Photo by Brandon Gray
In every issue of YCM/Octane we share stories from convenience, gas and wash retailers who are using social media to build a community of loyal customers. Pictured above is Scott Knack, owner of Alcona Esso in Innisfil, Ont. Over the last couple of years, Scott and his team have built up a Facebook following of more than 1,400 people. Check out their social media story “Making Friends” in the January issue of YCM/Octane. It’s full of innovative ideas and tips to help you learn from their success.
In the March issue of YCM/Octane, we introduced you to another c-store retailer who also uses social media to connect with customers. Sarah Berry, a retailer from Advocate Harbour, Nova Scotia and her husband, Michael, own the Advocate Country Store Rite Stop, and despite their initial unfamiliarity with social media, they’ve developed a strong online presence in their community.
“I learned that social media is where the times have gone. People want to be able to look things up online to find what they’re looking for,” says Berry.
But there was just one problem: she didn’t know where to start. “I didn’t know anything about it. I didn’t know what content to put on the site and I didn’t know anything about timing,” she says.
Her next move was a smart one. “I went to Community Business Development Corporation (CBDC), which originally helped us get our store going, and I asked them if they offered any programming to help with social media. It turned out they did have funding,” she explains. The CBDC matched Berry up with a local social media expert who walked her through the basics. “He came to my house a couple of times, he helped me get set up, and he taught me some of the basic skills I would need.”
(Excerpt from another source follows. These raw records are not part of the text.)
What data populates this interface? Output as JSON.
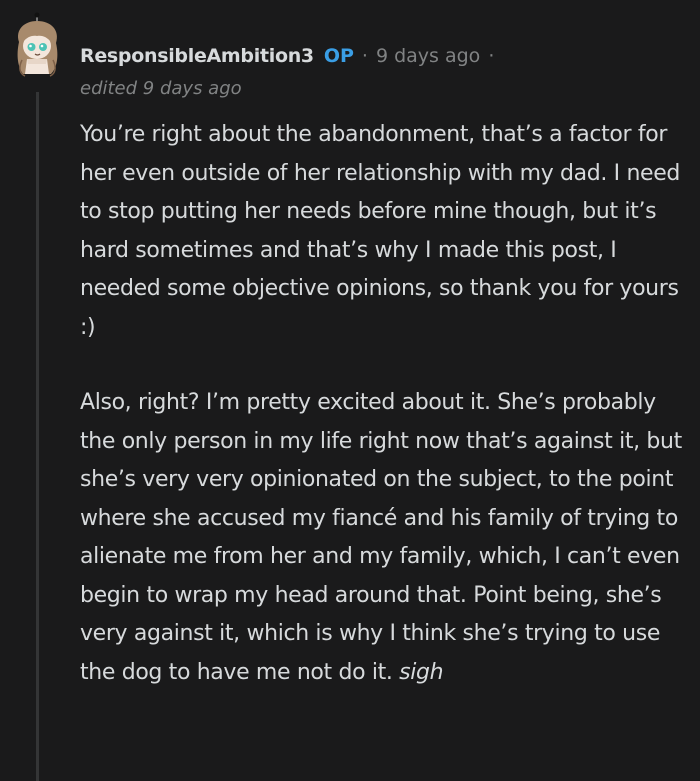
{
  "comment": {
    "username": "ResponsibleAmbition3",
    "op_badge": "OP",
    "separator": "·",
    "timestamp": "9 days ago",
    "edited": "edited 9 days ago",
    "paragraph_1": "You’re right about the abandonment, that’s a factor for her even outside of her relationship with my dad. I need to stop putting her needs before mine though, but it’s hard sometimes and that’s why I made this post, I needed some objective opinions, so thank you for yours :)",
    "paragraph_2": "Also, right? I’m pretty excited about it. She’s probably the only person in my life right now that’s against it, but she’s very very opinionated on the subject, to the point where she accused my fiancé and his family of trying to alienate me from her and my family, which, I can’t even begin to wrap my head around that. Point being, she’s very against it, which is why I think she’s trying to use the dog to have me not do it.",
    "paragraph_2_italic": "sigh"
  },
  "colors": {
    "background": "#1a1a1b",
    "text": "#d7dadc",
    "muted": "#818384",
    "op_blue": "#3a9ee5",
    "thread_line": "#343536"
  },
  "icons": {
    "avatar": "snoo-avatar-girl-teal-eyes"
  }
}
After getting the help she needed, Berry started the Advocate Country Store Rite Stop Facebook page in March 2012, and she now has more than 300 ‘likes’. She has built a loyal following, and continues to see it grow as she tells each new customer how to connect with her outside of the store.
Like most retailers, Berry wanted to let her customers know about her in-store offers. If you look at the Facebook page now, you’ll see information about new arrivals, sales and community updates, as well as the daily in-store foodservice specials, “I put our weekly menu on our Facebook page, and a lot of people come in and say they’re here because they read the menu on Facebook,” she explains.
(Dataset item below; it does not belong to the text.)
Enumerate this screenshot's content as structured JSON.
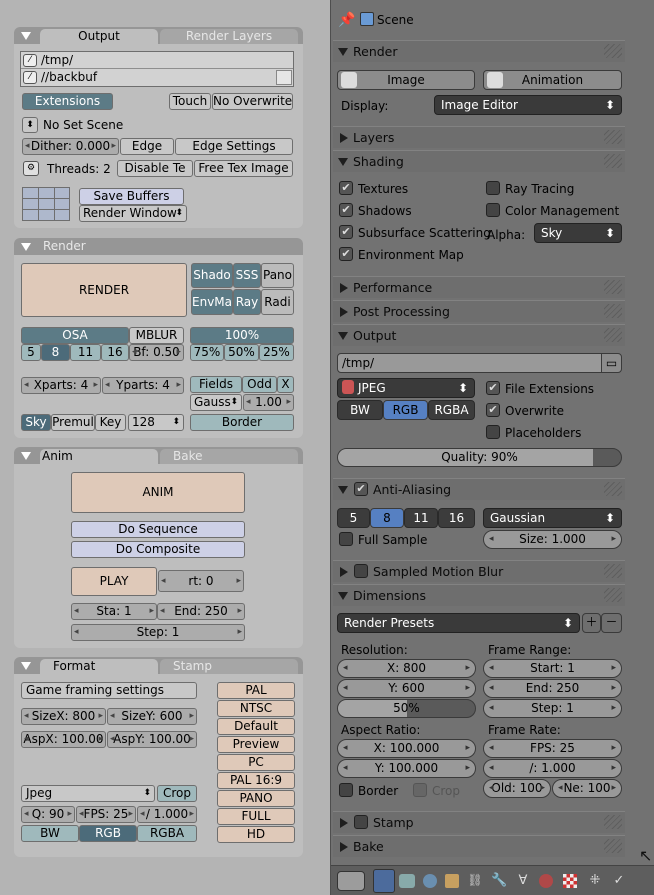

Berry also uses the social media page as a way to promote the various charity events the store is involved in, including raising funds for local sports and The Children’s Wish Foundation.
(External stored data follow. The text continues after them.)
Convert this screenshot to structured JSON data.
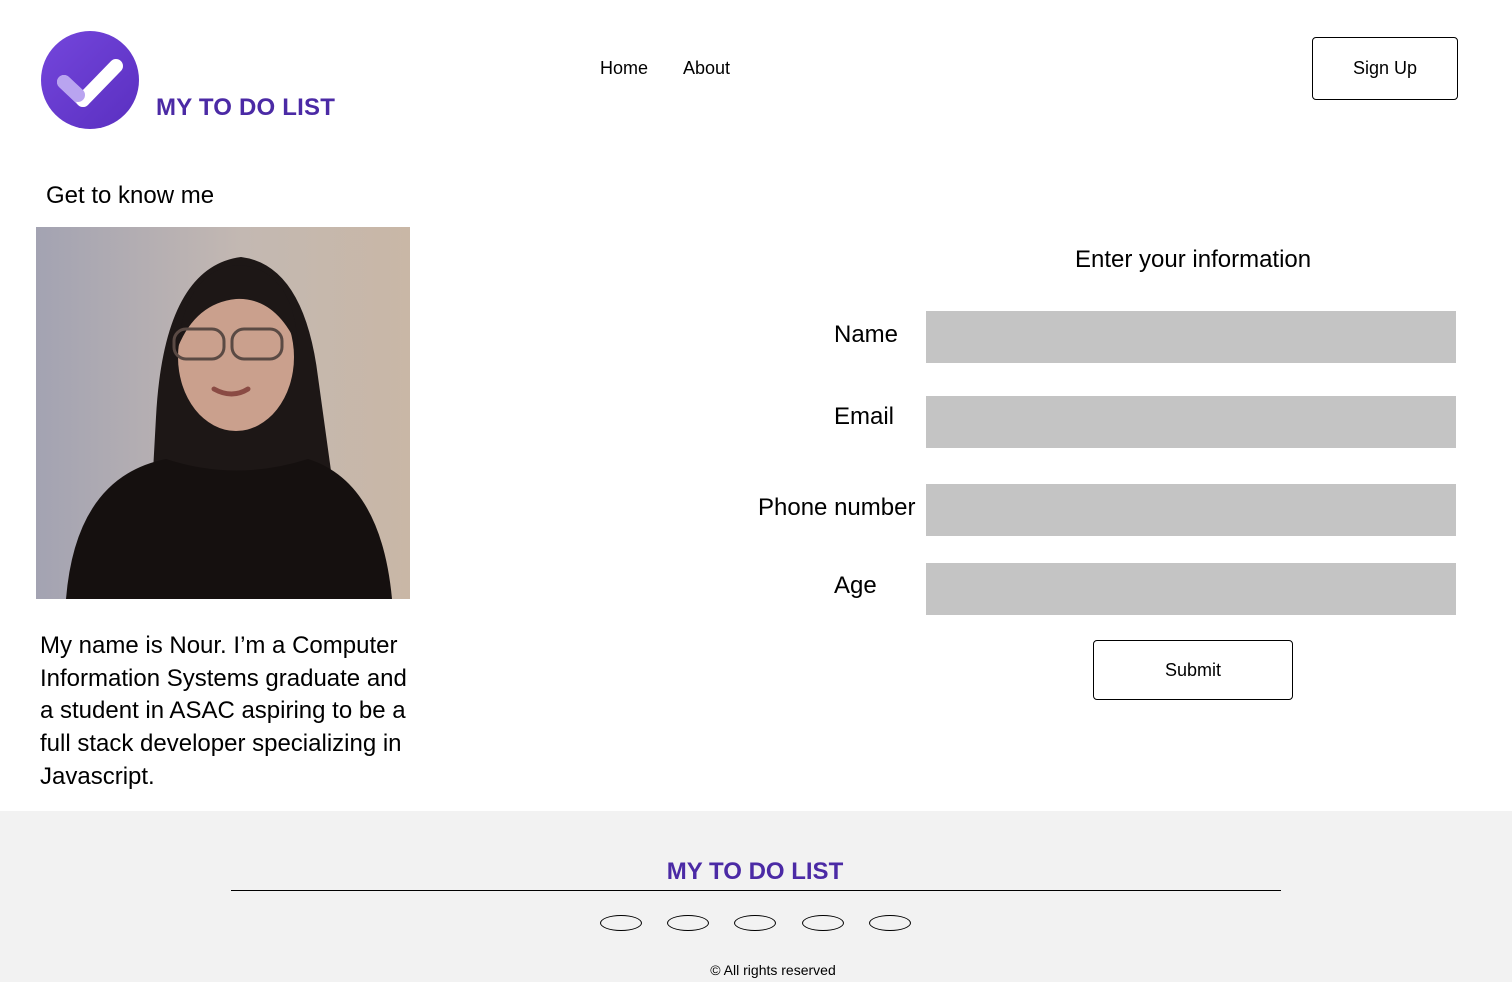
{
  "header": {
    "brand": "MY TO DO LIST",
    "logo_icon": "check-circle-icon",
    "nav": {
      "home": "Home",
      "about": "About"
    },
    "signup_label": "Sign Up"
  },
  "about": {
    "title": "Get to know me",
    "bio": "My name is Nour. I’m a Computer Information Systems graduate and a student in ASAC aspiring to be a full stack developer specializing in Javascript."
  },
  "form": {
    "title": "Enter your information",
    "fields": {
      "name": "Name",
      "email": "Email",
      "phone": "Phone number",
      "age": "Age"
    },
    "submit_label": "Submit"
  },
  "footer": {
    "brand": "MY TO DO LIST",
    "copyright": "© All rights reserved"
  },
  "colors": {
    "brand": "#4b2aa5",
    "logo_circle": "#6a3fd0",
    "input_bg": "#c4c4c4",
    "footer_bg": "#f2f2f2"
  }
}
For most retailers, the thought of adding yet another task to the daily agenda is daunting, but social media doesn’t have to be a labourious task, says Berry. It’s simply another way to connect with your customers. “It’s not time consuming – it’s just five minutes out of every day. How can you go wrong?”
Now, just like Scott Knack at Alcona Esso, Berry understands that her store’s Facebook page is an extension of the exceptional customer service she works so hard to provide in store every day.
How did the Berrys do it? Here are their top 4 tips for social success:
1. Get help. If you’re not sure how social media sites like Facebook work, just ask. Your friends, family or staff will likely be able to share their knowledge with you.
2. Develop a strategy. Find out what you want to do with your page. Will you promote in-store specials? Share photos? Update customers on new deals? Develop a strategy so the page makes sense.
3. Promote your page. You won’t get followers by sitting back and relaxing. Let your customers know about the page, and promote it in store with signage or incentive deals.
4. Stick with it. Success won’t come overnight, but if you remain consistent and provide a valuable service, your following will grow.